= Edra Toth =

Hungarian-American ballet dancer (born 1952)

Edra Toth (born September 18, 1952) is a Hungarian-American ballet dancer who studied under E. Virginia Williams with the Boston Ballet. Edra Toth came to the United States in 1956 as a Hungarian refugee and grew up in Boston, MA.

At sixteen years old, Toth danced as a prima ballerina with Ivan Nagy for the 1969 Boston Ballet production of Giselle at Jacob's Pillow Dance Festival. Throughout Toth's career with the Boston Ballet, she danced in multiple principal roles such as the Sugar Plum Fairy in The Nutcracker, Aurora in Sleeping Beauty, and Odette in Swan Lake. In 1971, Toth partnered with New York City Ballet's Edward Villella as she danced the role of Odette, and he as Siegfried, for a Boston Ballet performance.

As a Boston Ballet principal dancer, Toth also performed in other companies' productions. In 1971, she danced the role of Juliet for Nicolas Petrov and the Pittsburgh Ballet Theatre's first production of Romeo and Juliet. And, in 1973, Toth danced in the S. Hurok Presents production of Apollo and Les Sylphides where she performed pas de deux with Rudolph Nureyev.

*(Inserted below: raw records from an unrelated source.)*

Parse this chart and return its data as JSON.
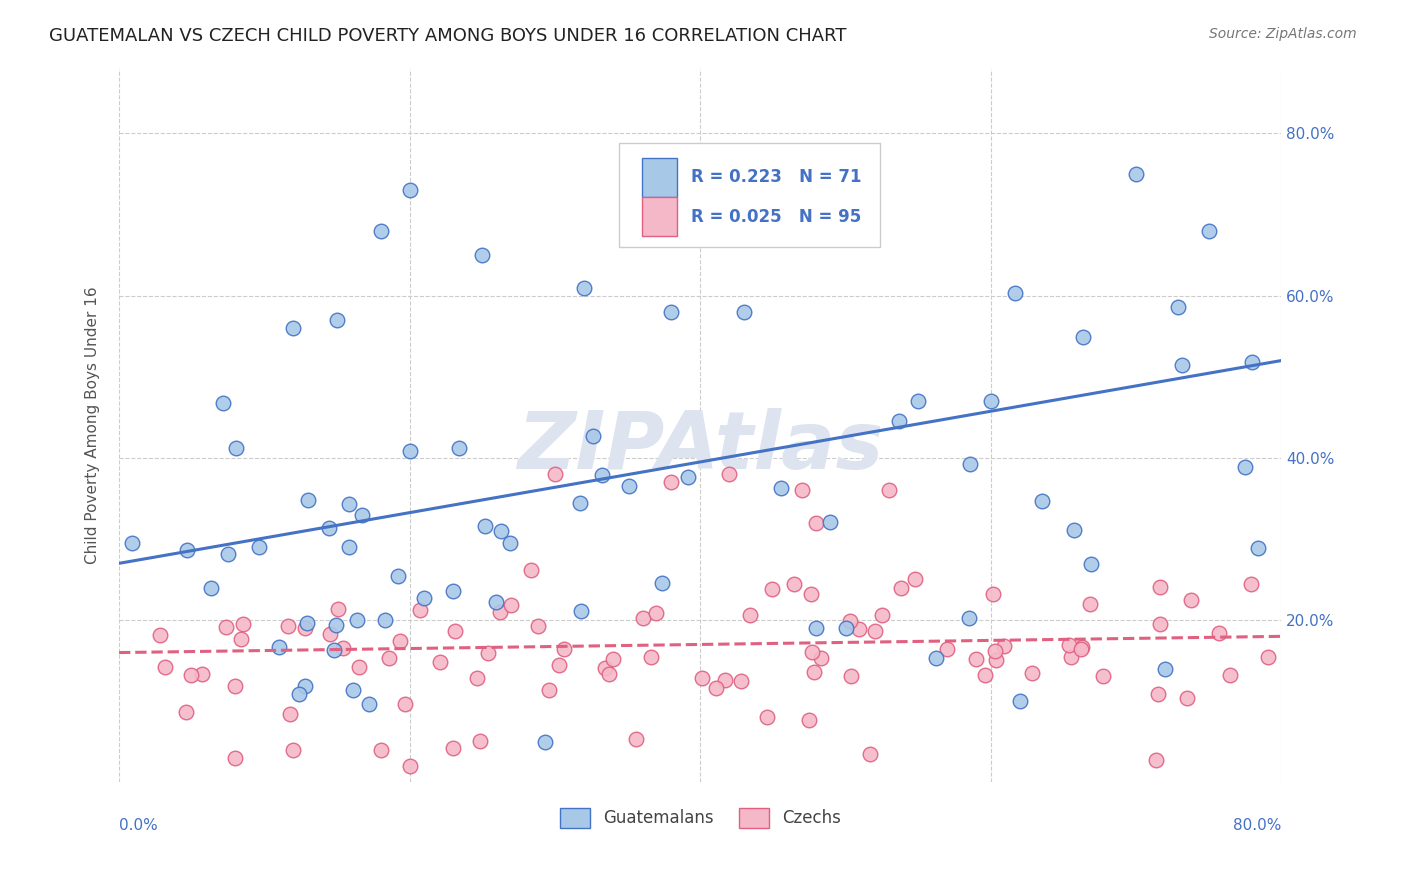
{
  "title": "GUATEMALAN VS CZECH CHILD POVERTY AMONG BOYS UNDER 16 CORRELATION CHART",
  "source": "Source: ZipAtlas.com",
  "ylabel": "Child Poverty Among Boys Under 16",
  "legend_label1": "Guatemalans",
  "legend_label2": "Czechs",
  "r_guatemalan": 0.223,
  "n_guatemalan": 71,
  "r_czech": 0.025,
  "n_czech": 95,
  "color_guatemalan_fill": "#a8c8e8",
  "color_guatemalan_edge": "#4472c4",
  "color_czech_fill": "#f4b8c8",
  "color_czech_edge": "#e06080",
  "color_line_blue": "#4472c4",
  "color_line_pink": "#e06080",
  "background_color": "#ffffff",
  "watermark_color": "#dde4ef",
  "guat_line_x": [
    0,
    80
  ],
  "guat_line_y": [
    27.0,
    52.0
  ],
  "czech_line_x": [
    0,
    80
  ],
  "czech_line_y": [
    16.0,
    18.0
  ],
  "xmin": 0,
  "xmax": 80,
  "ymin": 0,
  "ymax": 88,
  "yticks": [
    20,
    40,
    60,
    80
  ],
  "ytick_labels": [
    "20.0%",
    "40.0%",
    "60.0%",
    "80.0%"
  ],
  "xtick_label_left": "0.0%",
  "xtick_label_right": "80.0%"
}
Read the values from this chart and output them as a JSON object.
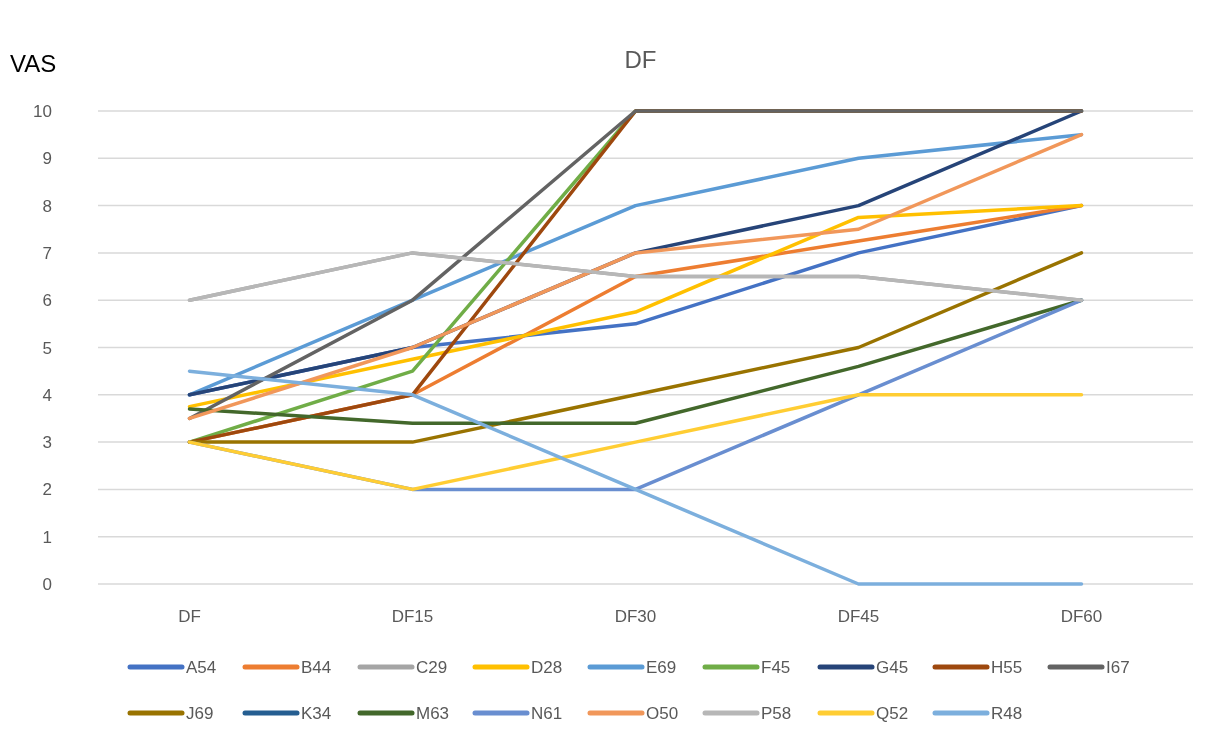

After she left Boston Ballet, Toth danced with the Boston Repertory Ballet founded by Samuel Kurkjian.

Toth founded several ballet schools throughout her career beginning with New England Ballet where she specialized her instruction using the Bournonville method. In 2002, Edra Toth began the Edra Toth Academy of Dance & Music in Wolfeboro, New Hampshire and Dover, New Hampshire.

Toth resides in New Hampshire and teaches ballet students as well as directs and choreographs ballets for the Northeastern Ballet Theatre.